I remember sitting in my older sister’s play classroom under the basement stairs. The lone 4-year-old pupil with a very determined 8-year-old sister who was going to teach me to read, and teach me she did.
She taught me to memorize every word in the first paragraph of “The Happy Hollisters” and, later, paraded me throughout the house and neighborhood so she could show off her prodigy.
Was I really reading? Probably not in the sense you and I might think of. Did I learn to fall in love with reading and books? Absolutely. I received attention and praise, and knew at age 4 that being able to read was important.
When I entered school and was “taught” to read, it was Dick and Jane who kept me company, and then multiple fictional characters to love in every anthology and library book presented to me.

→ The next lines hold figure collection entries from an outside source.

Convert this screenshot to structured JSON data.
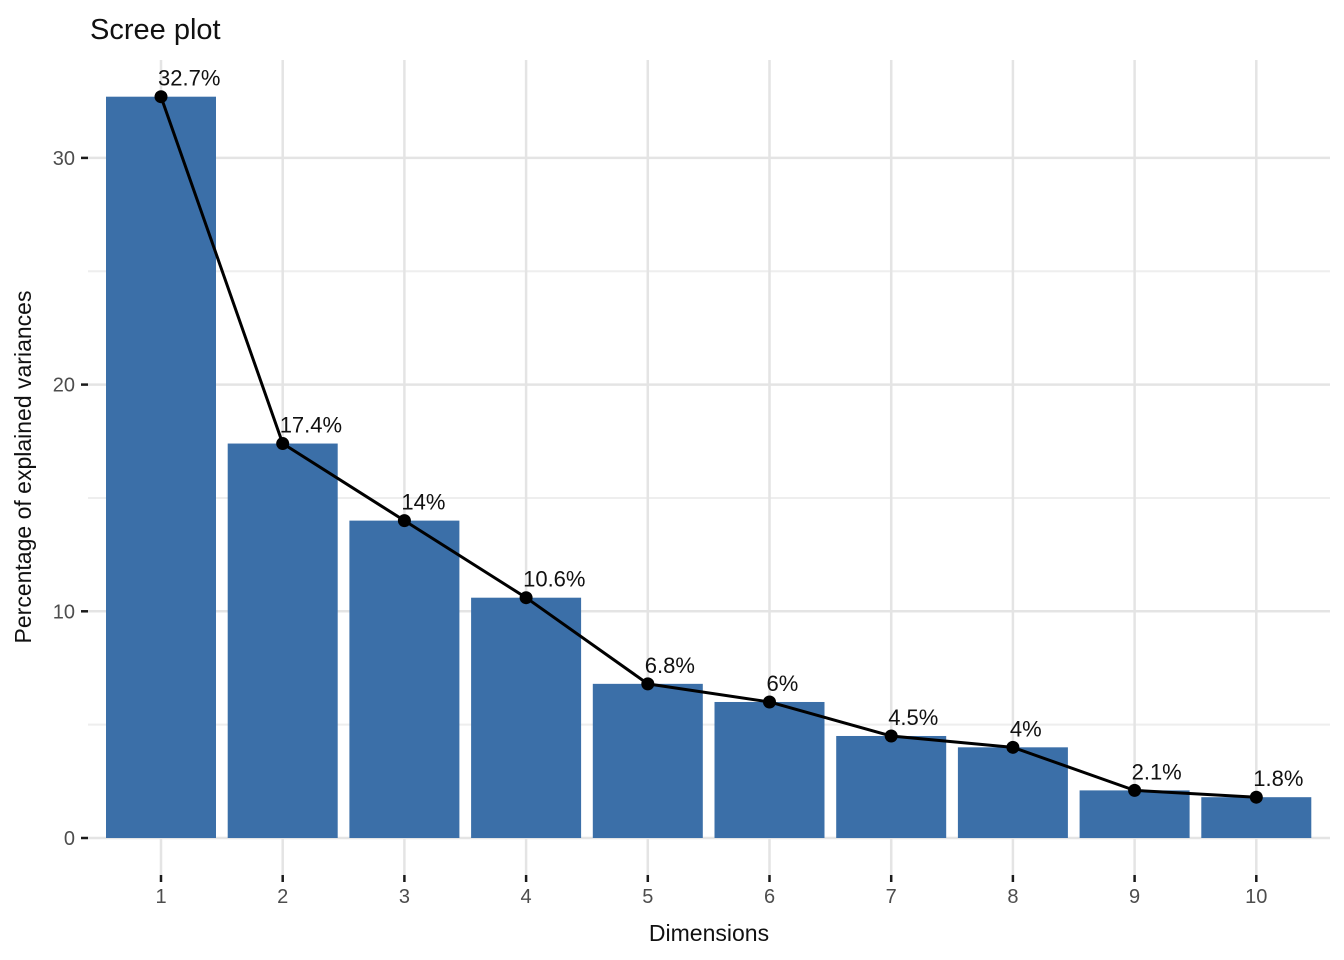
{
  "chart_data": {
    "type": "bar",
    "overlay": "line+points",
    "title": "Scree plot",
    "xlabel": "Dimensions",
    "ylabel": "Percentage of explained variances",
    "categories": [
      "1",
      "2",
      "3",
      "4",
      "5",
      "6",
      "7",
      "8",
      "9",
      "10"
    ],
    "series": [
      {
        "name": "Percentage of explained variances",
        "values": [
          32.7,
          17.4,
          14,
          10.6,
          6.8,
          6,
          4.5,
          4,
          2.1,
          1.8
        ]
      }
    ],
    "point_labels": [
      "32.7%",
      "17.4%",
      "14%",
      "10.6%",
      "6.8%",
      "6%",
      "4.5%",
      "4%",
      "2.1%",
      "1.8%"
    ],
    "ylim": [
      0,
      34.3
    ],
    "yticks": [
      0,
      10,
      20,
      30
    ],
    "yticks_minor": [
      5,
      15,
      25
    ],
    "grid": "major+minor",
    "legend": "none",
    "colors": {
      "bar": "#3B6FA8",
      "line": "#000000",
      "point": "#000000",
      "gridline_major": "#E4E4E4",
      "gridline_minor": "#EEEEEE",
      "tick_mark": "#1A1A1A",
      "tick_label": "#4D4D4D",
      "text": "#111111",
      "background": "#FFFFFF"
    }
  }
}
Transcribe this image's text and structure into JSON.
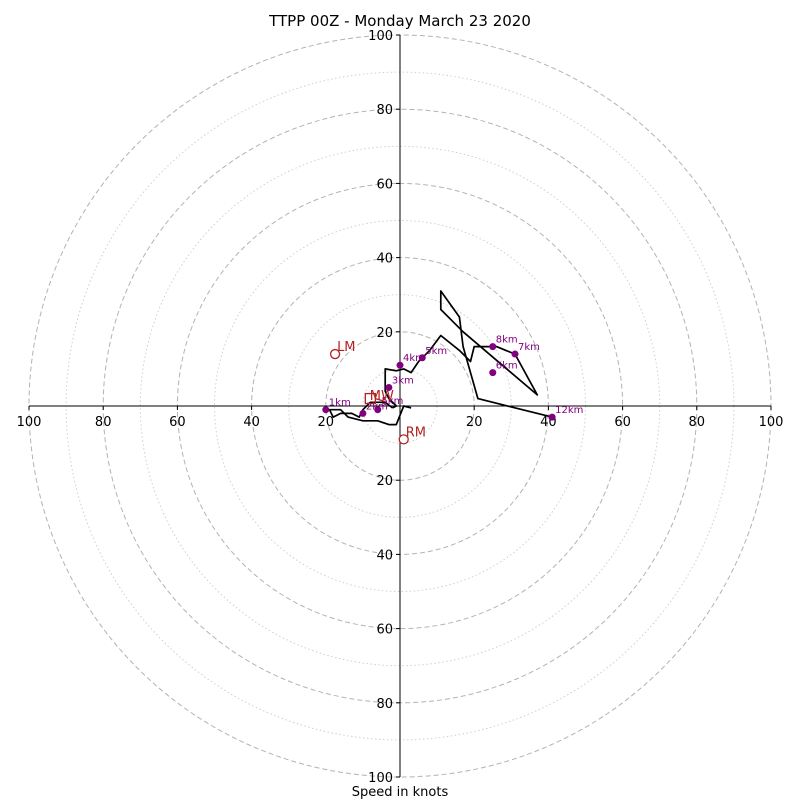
{
  "chart_data": {
    "type": "scatter",
    "subtype": "hodograph",
    "title": "TTPP 00Z - Monday March 23 2020",
    "xlabel": "Speed in knots",
    "ylabel": "",
    "axis_range": [
      -100,
      100
    ],
    "ring_major_step": 20,
    "ring_minor_step": 10,
    "rings_major": [
      20,
      40,
      60,
      80,
      100
    ],
    "tick_labels": [
      "20",
      "40",
      "60",
      "80",
      "100"
    ],
    "grid": true,
    "trace_color": "#000000",
    "height_marker_color": "#800080",
    "motion_color": "#b22222",
    "trace": [
      [
        -2,
        -0.5
      ],
      [
        -1,
        0
      ],
      [
        -3,
        2
      ],
      [
        -4,
        4
      ],
      [
        -4,
        10
      ],
      [
        -1,
        9.5
      ],
      [
        1,
        10
      ],
      [
        3,
        9
      ],
      [
        5,
        12
      ],
      [
        6,
        13
      ],
      [
        8,
        15
      ],
      [
        11,
        19
      ],
      [
        16,
        15
      ],
      [
        19,
        12
      ],
      [
        20,
        16
      ],
      [
        24,
        16
      ],
      [
        26,
        16
      ],
      [
        31,
        14
      ],
      [
        37,
        3
      ],
      [
        17,
        20
      ],
      [
        11,
        26
      ],
      [
        11,
        31
      ],
      [
        16,
        24
      ],
      [
        17,
        16
      ],
      [
        21,
        2
      ],
      [
        41,
        -3
      ]
    ],
    "trace_lower": [
      [
        -2,
        -0.5
      ],
      [
        -4,
        1
      ],
      [
        -8,
        1
      ],
      [
        -10,
        -1
      ],
      [
        -11,
        -3
      ],
      [
        -13,
        -2
      ],
      [
        -16,
        -2
      ],
      [
        -18,
        -3
      ],
      [
        -19,
        -1
      ],
      [
        -20,
        -1
      ],
      [
        -16,
        -1
      ],
      [
        -14,
        -3
      ],
      [
        -10,
        -4
      ],
      [
        -6,
        -4
      ],
      [
        -3,
        -5
      ],
      [
        -1,
        -5
      ],
      [
        1,
        0
      ],
      [
        3,
        -0.5
      ]
    ],
    "height_markers": [
      {
        "label": "1km",
        "x": -20,
        "y": -1
      },
      {
        "label": "2km",
        "x": -10,
        "y": -2
      },
      {
        "label": "3km",
        "x": -3,
        "y": 5
      },
      {
        "label": "4km",
        "x": 0,
        "y": 11
      },
      {
        "label": "5km",
        "x": 6,
        "y": 13
      },
      {
        "label": "6km",
        "x": 25,
        "y": 9
      },
      {
        "label": "7km",
        "x": 31,
        "y": 14
      },
      {
        "label": "8km",
        "x": 25,
        "y": 16
      },
      {
        "label": "12km",
        "x": 41,
        "y": -3
      },
      {
        "label": "",
        "x": -6,
        "y": -1
      }
    ],
    "storm_motion": [
      {
        "label": "LM",
        "x": -17.5,
        "y": 14
      },
      {
        "label": "MW",
        "x": -6,
        "y": 3
      },
      {
        "label": "RM",
        "x": 1,
        "y": -9
      },
      {
        "label": "DT",
        "x": -8,
        "y": 2
      }
    ],
    "bunkers_vector_label": "5km"
  }
}
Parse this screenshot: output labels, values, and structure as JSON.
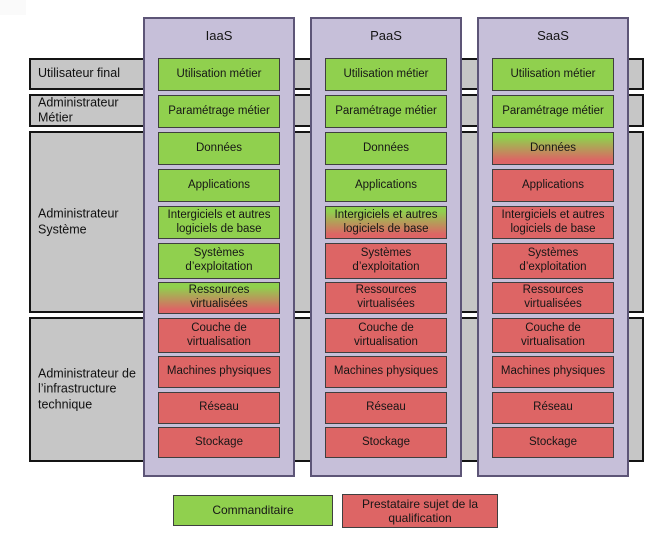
{
  "colors": {
    "green": "#90d04e",
    "red": "#dd6565",
    "lavender": "#c6bfd9",
    "col-border": "#5d5577",
    "band-bg": "#c6c6c6",
    "band-border": "#141414",
    "box-border": "#3f3f3f"
  },
  "bands": [
    {
      "label": "Utilisateur final"
    },
    {
      "label": "Administrateur Métier"
    },
    {
      "label": "Administrateur Système"
    },
    {
      "label": "Administrateur de l’infrastructure technique"
    }
  ],
  "columns": [
    {
      "title": "IaaS",
      "boxes": [
        {
          "label": "Utilisation métier",
          "color": "green"
        },
        {
          "label": "Paramétrage métier",
          "color": "green"
        },
        {
          "label": "Données",
          "color": "green"
        },
        {
          "label": "Applications",
          "color": "green"
        },
        {
          "label": "Intergiciels et autres logiciels de base",
          "color": "green"
        },
        {
          "label": "Systèmes d’exploitation",
          "color": "green"
        },
        {
          "label": "Ressources virtualisées",
          "color": "grad"
        },
        {
          "label": "Couche de virtualisation",
          "color": "red"
        },
        {
          "label": "Machines physiques",
          "color": "red"
        },
        {
          "label": "Réseau",
          "color": "red"
        },
        {
          "label": "Stockage",
          "color": "red"
        }
      ]
    },
    {
      "title": "PaaS",
      "boxes": [
        {
          "label": "Utilisation métier",
          "color": "green"
        },
        {
          "label": "Paramétrage métier",
          "color": "green"
        },
        {
          "label": "Données",
          "color": "green"
        },
        {
          "label": "Applications",
          "color": "green"
        },
        {
          "label": "Intergiciels et autres logiciels de base",
          "color": "grad"
        },
        {
          "label": "Systèmes d’exploitation",
          "color": "red"
        },
        {
          "label": "Ressources virtualisées",
          "color": "red"
        },
        {
          "label": "Couche de virtualisation",
          "color": "red"
        },
        {
          "label": "Machines physiques",
          "color": "red"
        },
        {
          "label": "Réseau",
          "color": "red"
        },
        {
          "label": "Stockage",
          "color": "red"
        }
      ]
    },
    {
      "title": "SaaS",
      "boxes": [
        {
          "label": "Utilisation métier",
          "color": "green"
        },
        {
          "label": "Paramétrage métier",
          "color": "green"
        },
        {
          "label": "Données",
          "color": "grad"
        },
        {
          "label": "Applications",
          "color": "red"
        },
        {
          "label": "Intergiciels et autres logiciels de base",
          "color": "red"
        },
        {
          "label": "Systèmes d’exploitation",
          "color": "red"
        },
        {
          "label": "Ressources virtualisées",
          "color": "red"
        },
        {
          "label": "Couche de virtualisation",
          "color": "red"
        },
        {
          "label": "Machines physiques",
          "color": "red"
        },
        {
          "label": "Réseau",
          "color": "red"
        },
        {
          "label": "Stockage",
          "color": "red"
        }
      ]
    }
  ],
  "legend": [
    {
      "label": "Commanditaire",
      "color": "green"
    },
    {
      "label": "Prestataire sujet de la qualification",
      "color": "red"
    }
  ]
}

Fast-forward to reading instruction 2014. So, you might wonder how teachers today teach children to fall in love with reading. Beginning in kindergarten, children are immersed in books; books they can read, books that can be read to them and books they cannot wait to grow into. Thankfully, Dick and Jane have been replaced by wonderfully imaginative characters like Clifford and Junie B. Jones, who allow us into their stories to think and imagine.
Today’s classroom libraries are also at least 50 percent full of informational texts with National Geographic-worthy photographs, which provide early readers the opportunities to think and ponder over the meaning of the text. So, what is different these days in regards to beginning reading instruction and book choice?
When I began my teaching career, the old adage was “learn to read and then read to learn.” Children of today are learning to read and reading to learn simultaneously. Today, children practice and apply reading strategies to further their comprehension at the same time, and often before they can decode every word.
We teach and encourage children to think while they read; hence, the bygone days of Dick and Jane with their routine characters and story line.
It really is all about the thinking.
As students become proficient in reading, we invite them into what is called “close” reading or purposeful reading. Well, actually, it is rereading. It is a careful and purposeful “rereading” of a text. It is an encounter with the text in which students really focus on what the author had to say, what the author’s purpose was, what the words mean and what the structure of the text tells us.
When we have students really read carefully, they are prepared to answer more complex questions, have deeper dialogue, think about what the author said, and fall in love with the written word and the images evoked.
Donalyn Miller, author of “The Book Whisperer,” reminds us that, "Students deserve instruction that moves them forward as readers and thinkers, and values their unique experiences and needs."
Students do deserve purposeful instruction, and our teachers are up to the task. Every teacher today is a teacher of reading.
As our students become adults, they will read and write more than at any other time in human history. They will need advanced levels of literacy to navigate through the deluge of information they will find everywhere they turn. Literacy is no longer solely reading and writing, but rather the fuel to ignite our imaginations and create the world of the future.
In a multifaceted world, our children’s ability to read and think critically will be fundamental for their success, and it all begins with that first word.
— Valerie Livingston is principal of Mary A. White Elementary School in Grand Haven.